Escribí más arriba que cada artista adhiere con su conducta a un concepto de industria. En febrero de 2008, unos meses después de que Radiohead permitiera la descarga gratuita de su álbum In Rainbowsdesde su website y por un tiempo limitado, 40 artistas de latitudes diferentes (de Andrés Calamaro a Lily Alen, de Skay Beillison y Hernán Cattaneo a Wayne Coyne de Flaming Lips) respondieron en Rolling Stone edición argentina a preguntas como “¿los grandes sellos se adaptarán a la nueva etapa? ¿Hay más o menos oportunidades para las nuevas bandas? ¿la tecnología nos acercará a una música mejor?”. Hubo respuestas para todos los gustos. Desde aquellos que coincidían ampliamente con el gesto de Metallica hasta quienes admitían descargar música de la web.
Lo sabemos: los tecnófobos no son aquellos que denostan toda tecnología, sino por el contrario, aquellos nostálgicos que prefieren una tecnología anterior. Y no existe tecnología que no esté fundada en un uso específico y en una mentalidad de uso.
Es indudable que, en el mundo digital, la labor ideológica y de difusión de los defensores tanto del software libre como del código abierto (Richard Stallman, John Maddog Hall, Eric Raymond, etc.) va dejando su impronta en una psicología epocal, aún en el caso de que jamás se haya oído hablar de ellos. En la misma dirección sigue resultando capital el ensayo Crímenes de la razón. El fin de la mentalidad científica del físico estadounidense -y Premio Nobel- Robert B. Laughlin, quien señala que la Era de la Información bien podría denominarse Era de la Amnesia, debido a la demoledora disminución del acceso público a conocimientos que deberían no poseer copyright.
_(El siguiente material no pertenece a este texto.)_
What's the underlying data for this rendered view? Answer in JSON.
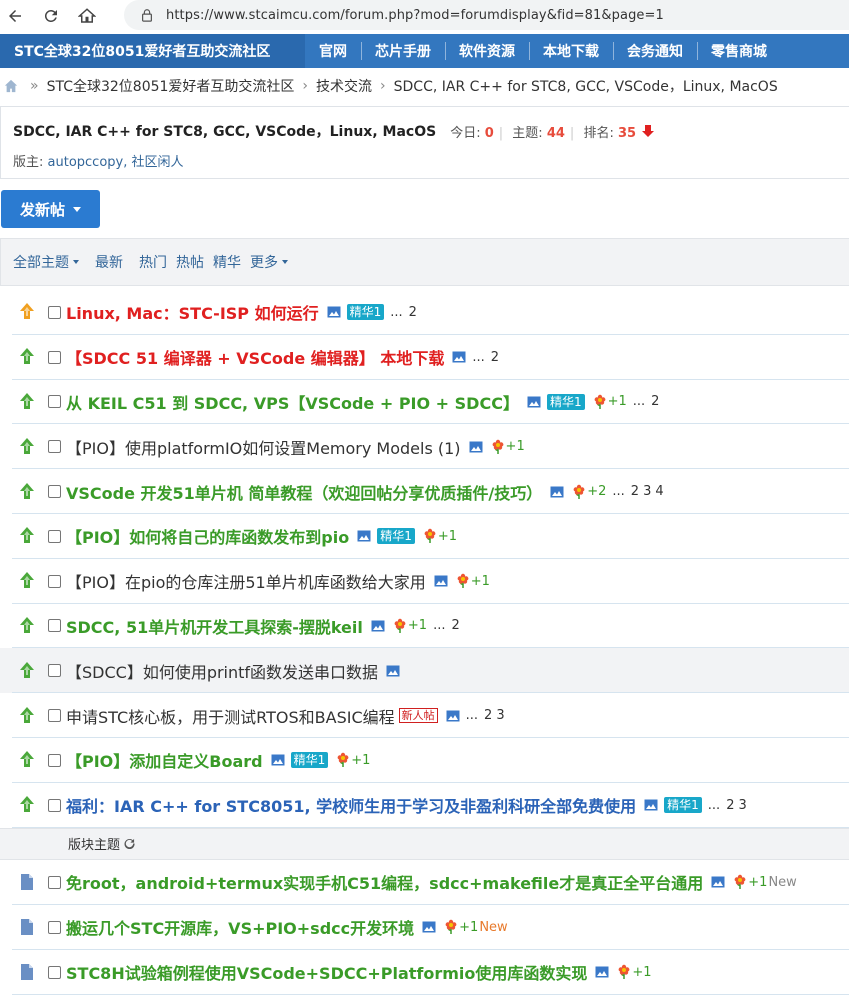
{
  "browser": {
    "url": "https://www.stcaimcu.com/forum.php?mod=forumdisplay&fid=81&page=1"
  },
  "topnav": {
    "brand": "STC全球32位8051爱好者互助交流社区",
    "items": [
      "官网",
      "芯片手册",
      "软件资源",
      "本地下载",
      "会务通知",
      "零售商城"
    ]
  },
  "breadcrumb": [
    "STC全球32位8051爱好者互助交流社区",
    "技术交流",
    "SDCC, IAR C++ for STC8, GCC, VSCode，Linux, MacOS"
  ],
  "forum": {
    "title": "SDCC, IAR C++ for STC8, GCC, VSCode，Linux, MacOS",
    "today_label": "今日:",
    "today": "0",
    "topics_label": "主题:",
    "topics": "44",
    "rank_label": "排名:",
    "rank": "35",
    "moderators_label": "版主:",
    "moderators": "autopccopy, 社区闲人"
  },
  "new_post_label": "发新帖",
  "filters": {
    "all": "全部主题",
    "latest": "最新",
    "hot": "热门",
    "hot_posts": "热帖",
    "digest": "精华",
    "more": "更多"
  },
  "section_label": "版块主题",
  "threads": [
    {
      "title": "Linux, Mac：STC-ISP 如何运行",
      "style": "red",
      "icon": "pin-up-orange-icon",
      "image": true,
      "badge": "精华1",
      "flower": false,
      "rep": "",
      "pages_prefix": "...",
      "pages": [
        "2"
      ]
    },
    {
      "title": "【SDCC 51 编译器 + VSCode 编辑器】 本地下载",
      "style": "red",
      "icon": "pin-up-green-icon",
      "image": true,
      "badge": "",
      "flower": false,
      "rep": "",
      "pages_prefix": "...",
      "pages": [
        "2"
      ]
    },
    {
      "title": "从 KEIL C51 到 SDCC, VPS【VSCode + PIO + SDCC】",
      "style": "green",
      "icon": "pin-up-green-icon",
      "image": true,
      "badge": "精华1",
      "flower": true,
      "rep": "+1",
      "pages_prefix": "...",
      "pages": [
        "2"
      ]
    },
    {
      "title": "【PIO】使用platformIO如何设置Memory Models (1)",
      "style": "dark",
      "icon": "pin-up-green-icon",
      "image": true,
      "badge": "",
      "flower": true,
      "rep": "+1",
      "pages_prefix": "",
      "pages": []
    },
    {
      "title": "VSCode 开发51单片机 简单教程（欢迎回帖分享优质插件/技巧）",
      "style": "green",
      "icon": "pin-up-green-icon",
      "image": true,
      "badge": "",
      "flower": true,
      "rep": "+2",
      "pages_prefix": "...",
      "pages": [
        "2",
        "3",
        "4"
      ]
    },
    {
      "title": "【PIO】如何将自己的库函数发布到pio",
      "style": "green",
      "icon": "pin-up-green-icon",
      "image": true,
      "badge": "精华1",
      "flower": true,
      "rep": "+1",
      "pages_prefix": "",
      "pages": []
    },
    {
      "title": "【PIO】在pio的仓库注册51单片机库函数给大家用",
      "style": "dark",
      "icon": "pin-up-green-icon",
      "image": true,
      "badge": "",
      "flower": true,
      "rep": "+1",
      "pages_prefix": "",
      "pages": []
    },
    {
      "title": "SDCC, 51单片机开发工具探索-摆脱keil",
      "style": "green",
      "icon": "pin-up-green-icon",
      "image": true,
      "badge": "",
      "flower": true,
      "rep": "+1",
      "pages_prefix": "...",
      "pages": [
        "2"
      ]
    },
    {
      "title": "【SDCC】如何使用printf函数发送串口数据",
      "style": "dark",
      "icon": "pin-up-green-icon",
      "image": true,
      "badge": "",
      "flower": false,
      "rep": "",
      "pages_prefix": "",
      "pages": [],
      "highlight": true
    },
    {
      "title": "申请STC核心板，用于测试RTOS和BASIC编程",
      "style": "dark",
      "icon": "pin-up-green-icon",
      "image": true,
      "badge": "",
      "newbadge": "新人帖",
      "flower": false,
      "rep": "",
      "pages_prefix": "...",
      "pages": [
        "2",
        "3"
      ]
    },
    {
      "title": "【PIO】添加自定义Board",
      "style": "green",
      "icon": "pin-up-green-icon",
      "image": true,
      "badge": "精华1",
      "flower": true,
      "rep": "+1",
      "pages_prefix": "",
      "pages": []
    },
    {
      "title": "福利：IAR C++ for STC8051, 学校师生用于学习及非盈利科研全部免费使用",
      "style": "blue",
      "icon": "pin-up-green-icon",
      "image": true,
      "badge": "精华1",
      "flower": false,
      "rep": "",
      "pages_prefix": "...",
      "pages": [
        "2",
        "3"
      ]
    }
  ],
  "section_threads": [
    {
      "title": "免root，android+termux实现手机C51编程，sdcc+makefile才是真正全平台通用",
      "style": "green",
      "icon": "document-icon",
      "image": true,
      "flower": true,
      "rep": "+1",
      "newtext": "New",
      "newcolor": "gray"
    },
    {
      "title": "搬运几个STC开源库，VS+PIO+sdcc开发环境",
      "style": "green",
      "icon": "document-icon",
      "image": true,
      "flower": true,
      "rep": "+1",
      "newtext": "New",
      "newcolor": "orange"
    },
    {
      "title": "STC8H试验箱例程使用VSCode+SDCC+Platformio使用库函数实现",
      "style": "green",
      "icon": "document-icon",
      "image": true,
      "flower": true,
      "rep": "+1",
      "newtext": "",
      "newcolor": "gray"
    }
  ]
}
Nunca deberíamos olvidar que el usuario es la pieza clave de cualquier industria. Su motor. Así como existe una diferencia nada sutil entre quien intercambia información y el que lucra comercializando bienes ajenos. Muy distinto es disponibilizar que lucrar. Son los usuarios los que disponibilizan material audiovisual en un sitio como Youtube. Lo comparten con otros usuarios. Bajo el pretexto de combatir la piratería, los proyectos de ley SOPA y PIPA arremeten contra todo lo que puede convertirse en una amenaza. Es algo tan ridículo como argumentar la necesidad de clausurar las bibliotecas o las librerías de usado para salvar, si esto fuera necesario, a la industria editorial. Es cierto, la figura del pirata (la vedette de toda esta trama) es tanto una creación de la industria como lo es la figura del Capitán Jack Sparrow.
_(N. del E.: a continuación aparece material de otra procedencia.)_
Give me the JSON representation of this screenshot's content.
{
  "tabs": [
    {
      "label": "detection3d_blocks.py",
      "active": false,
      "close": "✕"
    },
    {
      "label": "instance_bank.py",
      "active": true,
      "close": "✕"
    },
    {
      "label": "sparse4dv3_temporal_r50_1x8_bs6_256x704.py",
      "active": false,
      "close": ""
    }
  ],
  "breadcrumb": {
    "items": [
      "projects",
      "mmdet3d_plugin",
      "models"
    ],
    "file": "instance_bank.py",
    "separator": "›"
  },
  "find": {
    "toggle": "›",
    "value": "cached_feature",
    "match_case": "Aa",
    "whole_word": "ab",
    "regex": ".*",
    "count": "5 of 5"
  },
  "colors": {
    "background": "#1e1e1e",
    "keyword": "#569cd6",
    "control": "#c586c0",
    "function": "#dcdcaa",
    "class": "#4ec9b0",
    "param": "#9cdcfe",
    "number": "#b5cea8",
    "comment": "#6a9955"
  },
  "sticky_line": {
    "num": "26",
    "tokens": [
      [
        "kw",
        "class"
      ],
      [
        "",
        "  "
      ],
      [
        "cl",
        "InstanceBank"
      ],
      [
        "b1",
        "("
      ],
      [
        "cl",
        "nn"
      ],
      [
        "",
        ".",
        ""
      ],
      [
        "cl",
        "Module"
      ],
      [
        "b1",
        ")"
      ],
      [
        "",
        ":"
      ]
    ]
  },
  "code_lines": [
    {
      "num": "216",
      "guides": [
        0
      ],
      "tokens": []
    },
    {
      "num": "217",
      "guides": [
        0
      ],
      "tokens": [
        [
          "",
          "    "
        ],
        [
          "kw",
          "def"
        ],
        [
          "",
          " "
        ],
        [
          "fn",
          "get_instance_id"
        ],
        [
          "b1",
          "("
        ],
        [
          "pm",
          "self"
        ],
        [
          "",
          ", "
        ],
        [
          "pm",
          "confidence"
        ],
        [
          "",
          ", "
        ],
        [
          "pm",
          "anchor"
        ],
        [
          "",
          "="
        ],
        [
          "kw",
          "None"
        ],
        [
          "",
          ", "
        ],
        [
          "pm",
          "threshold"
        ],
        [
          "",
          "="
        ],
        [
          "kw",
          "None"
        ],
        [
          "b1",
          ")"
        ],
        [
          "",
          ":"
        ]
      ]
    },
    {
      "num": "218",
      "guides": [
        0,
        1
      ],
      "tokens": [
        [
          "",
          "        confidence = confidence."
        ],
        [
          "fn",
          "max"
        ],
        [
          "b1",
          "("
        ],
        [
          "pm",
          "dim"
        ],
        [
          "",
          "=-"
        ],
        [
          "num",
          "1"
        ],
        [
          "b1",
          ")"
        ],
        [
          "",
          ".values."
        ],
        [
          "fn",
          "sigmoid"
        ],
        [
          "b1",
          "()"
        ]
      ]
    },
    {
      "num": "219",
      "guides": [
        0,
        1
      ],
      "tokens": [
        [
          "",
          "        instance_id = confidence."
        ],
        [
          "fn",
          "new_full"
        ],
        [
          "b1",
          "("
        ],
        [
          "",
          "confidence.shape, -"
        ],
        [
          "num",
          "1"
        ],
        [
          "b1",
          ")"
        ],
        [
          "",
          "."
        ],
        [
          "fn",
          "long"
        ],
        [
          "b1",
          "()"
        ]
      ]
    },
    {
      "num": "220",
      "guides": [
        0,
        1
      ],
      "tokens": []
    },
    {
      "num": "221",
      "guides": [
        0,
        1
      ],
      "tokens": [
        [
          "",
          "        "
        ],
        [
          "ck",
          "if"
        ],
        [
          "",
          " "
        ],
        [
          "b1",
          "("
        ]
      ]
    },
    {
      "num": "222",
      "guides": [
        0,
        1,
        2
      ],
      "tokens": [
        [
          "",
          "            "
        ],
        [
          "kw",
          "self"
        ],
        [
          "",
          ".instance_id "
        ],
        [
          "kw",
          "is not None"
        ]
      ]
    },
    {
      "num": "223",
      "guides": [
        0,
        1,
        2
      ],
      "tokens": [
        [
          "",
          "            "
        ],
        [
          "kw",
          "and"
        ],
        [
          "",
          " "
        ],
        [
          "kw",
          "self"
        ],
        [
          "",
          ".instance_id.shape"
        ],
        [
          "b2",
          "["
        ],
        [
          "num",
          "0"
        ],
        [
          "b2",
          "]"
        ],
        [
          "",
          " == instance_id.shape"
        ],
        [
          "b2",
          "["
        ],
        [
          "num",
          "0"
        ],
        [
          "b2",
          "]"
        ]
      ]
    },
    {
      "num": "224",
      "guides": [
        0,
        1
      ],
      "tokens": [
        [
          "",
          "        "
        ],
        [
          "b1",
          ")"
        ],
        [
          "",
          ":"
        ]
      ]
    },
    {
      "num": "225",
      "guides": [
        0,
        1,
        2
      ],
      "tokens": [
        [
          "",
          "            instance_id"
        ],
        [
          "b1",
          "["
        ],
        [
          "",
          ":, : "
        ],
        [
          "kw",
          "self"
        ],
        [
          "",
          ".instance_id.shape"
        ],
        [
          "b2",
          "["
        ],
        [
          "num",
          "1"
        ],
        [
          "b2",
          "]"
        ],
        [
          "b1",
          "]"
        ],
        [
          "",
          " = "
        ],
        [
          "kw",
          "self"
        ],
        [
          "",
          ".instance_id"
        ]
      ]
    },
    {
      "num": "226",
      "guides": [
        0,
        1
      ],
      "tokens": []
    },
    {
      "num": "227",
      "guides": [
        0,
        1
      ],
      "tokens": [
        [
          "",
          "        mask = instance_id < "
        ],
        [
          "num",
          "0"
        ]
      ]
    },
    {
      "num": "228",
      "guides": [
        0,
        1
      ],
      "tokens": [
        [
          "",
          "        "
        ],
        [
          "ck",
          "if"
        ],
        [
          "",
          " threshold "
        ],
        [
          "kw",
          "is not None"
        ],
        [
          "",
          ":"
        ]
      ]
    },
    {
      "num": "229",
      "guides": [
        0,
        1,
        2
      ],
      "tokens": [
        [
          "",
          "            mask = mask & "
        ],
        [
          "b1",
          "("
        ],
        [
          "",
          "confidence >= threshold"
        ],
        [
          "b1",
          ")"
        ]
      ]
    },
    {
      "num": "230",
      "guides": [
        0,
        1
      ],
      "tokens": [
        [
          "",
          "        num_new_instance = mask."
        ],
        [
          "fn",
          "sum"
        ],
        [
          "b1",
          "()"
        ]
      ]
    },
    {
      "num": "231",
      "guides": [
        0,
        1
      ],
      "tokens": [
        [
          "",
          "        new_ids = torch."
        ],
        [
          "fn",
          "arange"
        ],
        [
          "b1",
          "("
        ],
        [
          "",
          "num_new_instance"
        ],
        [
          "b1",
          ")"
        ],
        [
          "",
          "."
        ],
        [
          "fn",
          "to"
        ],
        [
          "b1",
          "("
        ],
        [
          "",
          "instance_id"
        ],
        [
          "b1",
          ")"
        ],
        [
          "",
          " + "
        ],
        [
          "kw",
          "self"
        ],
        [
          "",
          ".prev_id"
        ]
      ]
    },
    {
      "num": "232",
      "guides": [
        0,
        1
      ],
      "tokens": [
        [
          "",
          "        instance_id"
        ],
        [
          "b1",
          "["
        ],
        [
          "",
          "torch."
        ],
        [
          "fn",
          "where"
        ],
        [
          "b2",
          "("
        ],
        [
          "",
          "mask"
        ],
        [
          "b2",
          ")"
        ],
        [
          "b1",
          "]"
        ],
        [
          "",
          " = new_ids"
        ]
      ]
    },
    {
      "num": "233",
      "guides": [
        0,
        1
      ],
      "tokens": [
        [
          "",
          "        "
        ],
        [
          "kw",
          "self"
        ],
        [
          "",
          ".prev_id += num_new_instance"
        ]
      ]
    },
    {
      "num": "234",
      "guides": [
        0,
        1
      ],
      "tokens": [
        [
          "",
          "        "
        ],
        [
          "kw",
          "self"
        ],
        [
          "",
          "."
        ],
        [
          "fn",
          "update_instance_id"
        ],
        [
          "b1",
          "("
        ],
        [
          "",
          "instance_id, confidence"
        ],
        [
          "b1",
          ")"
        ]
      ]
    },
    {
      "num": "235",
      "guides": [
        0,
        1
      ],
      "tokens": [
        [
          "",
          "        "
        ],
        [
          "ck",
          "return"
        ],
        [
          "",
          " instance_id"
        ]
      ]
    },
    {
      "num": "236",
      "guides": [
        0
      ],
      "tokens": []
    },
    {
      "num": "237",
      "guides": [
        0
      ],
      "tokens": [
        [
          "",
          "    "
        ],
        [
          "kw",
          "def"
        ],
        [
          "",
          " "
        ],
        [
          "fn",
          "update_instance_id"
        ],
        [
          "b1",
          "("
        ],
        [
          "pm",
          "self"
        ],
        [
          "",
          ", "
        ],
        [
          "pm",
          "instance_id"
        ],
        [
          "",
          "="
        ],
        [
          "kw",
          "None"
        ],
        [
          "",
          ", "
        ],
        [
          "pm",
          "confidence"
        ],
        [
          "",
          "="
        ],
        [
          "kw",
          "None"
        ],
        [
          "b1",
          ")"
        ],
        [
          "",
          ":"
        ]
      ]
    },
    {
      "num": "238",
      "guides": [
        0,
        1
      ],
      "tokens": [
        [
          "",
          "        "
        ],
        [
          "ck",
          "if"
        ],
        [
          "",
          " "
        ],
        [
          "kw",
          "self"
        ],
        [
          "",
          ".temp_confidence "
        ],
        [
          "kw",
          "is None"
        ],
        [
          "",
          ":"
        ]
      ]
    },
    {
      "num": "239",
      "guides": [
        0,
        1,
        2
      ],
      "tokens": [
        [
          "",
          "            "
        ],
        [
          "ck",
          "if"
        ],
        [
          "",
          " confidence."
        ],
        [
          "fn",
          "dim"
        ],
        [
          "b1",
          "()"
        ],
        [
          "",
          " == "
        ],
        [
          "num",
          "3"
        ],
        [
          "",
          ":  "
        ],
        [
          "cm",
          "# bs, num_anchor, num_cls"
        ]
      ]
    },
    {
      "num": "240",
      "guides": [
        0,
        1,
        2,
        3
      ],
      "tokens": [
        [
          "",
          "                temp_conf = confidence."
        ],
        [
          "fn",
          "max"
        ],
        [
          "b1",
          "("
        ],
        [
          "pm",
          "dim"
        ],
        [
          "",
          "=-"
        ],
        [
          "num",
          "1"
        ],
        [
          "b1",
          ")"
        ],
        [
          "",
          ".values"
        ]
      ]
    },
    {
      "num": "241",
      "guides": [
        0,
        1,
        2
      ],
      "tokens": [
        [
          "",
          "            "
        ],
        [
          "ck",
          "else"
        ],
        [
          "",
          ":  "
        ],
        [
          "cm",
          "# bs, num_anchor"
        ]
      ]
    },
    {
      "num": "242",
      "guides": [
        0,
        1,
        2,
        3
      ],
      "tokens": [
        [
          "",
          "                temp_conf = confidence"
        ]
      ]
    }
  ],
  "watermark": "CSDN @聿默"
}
Los desarrolladores de plataformas de intercambio invariablemente comienzan como usuarios. Y lo siguen siendo de muchas maneras.
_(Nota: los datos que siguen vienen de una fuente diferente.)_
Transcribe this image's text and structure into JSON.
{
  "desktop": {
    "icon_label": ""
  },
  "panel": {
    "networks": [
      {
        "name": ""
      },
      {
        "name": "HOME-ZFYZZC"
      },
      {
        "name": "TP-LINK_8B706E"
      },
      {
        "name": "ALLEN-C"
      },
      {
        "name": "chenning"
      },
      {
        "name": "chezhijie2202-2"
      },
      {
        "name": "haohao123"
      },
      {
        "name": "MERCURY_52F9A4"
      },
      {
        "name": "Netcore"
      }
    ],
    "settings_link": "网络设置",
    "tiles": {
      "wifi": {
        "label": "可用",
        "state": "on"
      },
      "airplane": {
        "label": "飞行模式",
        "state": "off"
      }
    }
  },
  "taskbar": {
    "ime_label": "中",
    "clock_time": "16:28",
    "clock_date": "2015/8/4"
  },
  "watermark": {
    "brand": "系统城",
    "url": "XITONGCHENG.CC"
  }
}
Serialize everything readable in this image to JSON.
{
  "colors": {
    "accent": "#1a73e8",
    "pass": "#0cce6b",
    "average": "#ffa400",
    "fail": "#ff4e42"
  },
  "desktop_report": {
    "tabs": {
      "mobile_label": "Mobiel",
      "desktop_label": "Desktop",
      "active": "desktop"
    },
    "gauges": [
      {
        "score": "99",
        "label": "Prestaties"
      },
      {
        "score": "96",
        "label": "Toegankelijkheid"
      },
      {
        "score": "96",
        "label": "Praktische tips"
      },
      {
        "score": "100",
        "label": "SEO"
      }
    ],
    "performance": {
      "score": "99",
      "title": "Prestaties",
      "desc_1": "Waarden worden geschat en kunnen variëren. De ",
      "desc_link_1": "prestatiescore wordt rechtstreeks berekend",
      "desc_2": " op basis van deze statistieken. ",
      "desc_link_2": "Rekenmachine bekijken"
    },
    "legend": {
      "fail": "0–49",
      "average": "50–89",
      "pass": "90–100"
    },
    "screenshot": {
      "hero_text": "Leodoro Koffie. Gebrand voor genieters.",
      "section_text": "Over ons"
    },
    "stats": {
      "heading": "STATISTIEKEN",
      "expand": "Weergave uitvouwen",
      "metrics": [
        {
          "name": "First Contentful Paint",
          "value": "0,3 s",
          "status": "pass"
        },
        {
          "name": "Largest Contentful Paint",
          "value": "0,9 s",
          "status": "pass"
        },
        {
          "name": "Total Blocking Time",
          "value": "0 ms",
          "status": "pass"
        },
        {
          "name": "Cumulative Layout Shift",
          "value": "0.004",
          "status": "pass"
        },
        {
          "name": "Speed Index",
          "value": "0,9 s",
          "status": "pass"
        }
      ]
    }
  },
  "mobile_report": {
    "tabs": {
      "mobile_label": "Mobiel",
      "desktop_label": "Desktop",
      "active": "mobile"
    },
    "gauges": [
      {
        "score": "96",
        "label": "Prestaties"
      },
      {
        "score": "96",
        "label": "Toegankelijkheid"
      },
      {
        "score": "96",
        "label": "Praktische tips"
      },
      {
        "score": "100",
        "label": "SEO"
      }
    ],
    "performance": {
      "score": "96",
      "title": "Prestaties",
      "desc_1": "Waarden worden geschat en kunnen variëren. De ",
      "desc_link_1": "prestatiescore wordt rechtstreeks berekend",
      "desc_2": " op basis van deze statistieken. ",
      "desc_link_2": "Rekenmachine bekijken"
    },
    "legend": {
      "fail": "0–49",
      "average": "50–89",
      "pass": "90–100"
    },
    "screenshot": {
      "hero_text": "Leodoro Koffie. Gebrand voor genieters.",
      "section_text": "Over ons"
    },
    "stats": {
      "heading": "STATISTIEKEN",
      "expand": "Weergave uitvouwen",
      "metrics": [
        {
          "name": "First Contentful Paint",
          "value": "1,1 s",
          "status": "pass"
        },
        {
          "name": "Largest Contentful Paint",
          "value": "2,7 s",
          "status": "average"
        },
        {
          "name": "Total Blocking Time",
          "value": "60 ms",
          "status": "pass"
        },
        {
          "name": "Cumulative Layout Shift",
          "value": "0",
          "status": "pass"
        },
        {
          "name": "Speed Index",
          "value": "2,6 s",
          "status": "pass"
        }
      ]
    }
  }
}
Como sea, quiero concluir con una cita que no es otra cosa que una paráfrasis del clásico La Catedral y el Bazar, de Eric Raymond: “Es posible que a largo plazo triunfe la cultura del intercambio libre. No porque esta circulación sea moralmente correcta o porque la rentabilidad económica sea moralmente incorrecta, sino simplemente porque el mundo comercial no puede ganar una carrera de armamentos evolutiva a las comunidades de intercambio libre, que pueden disponer de muchísimo más tiempo cualificado y muchísimos más actores que cualquier compañía”.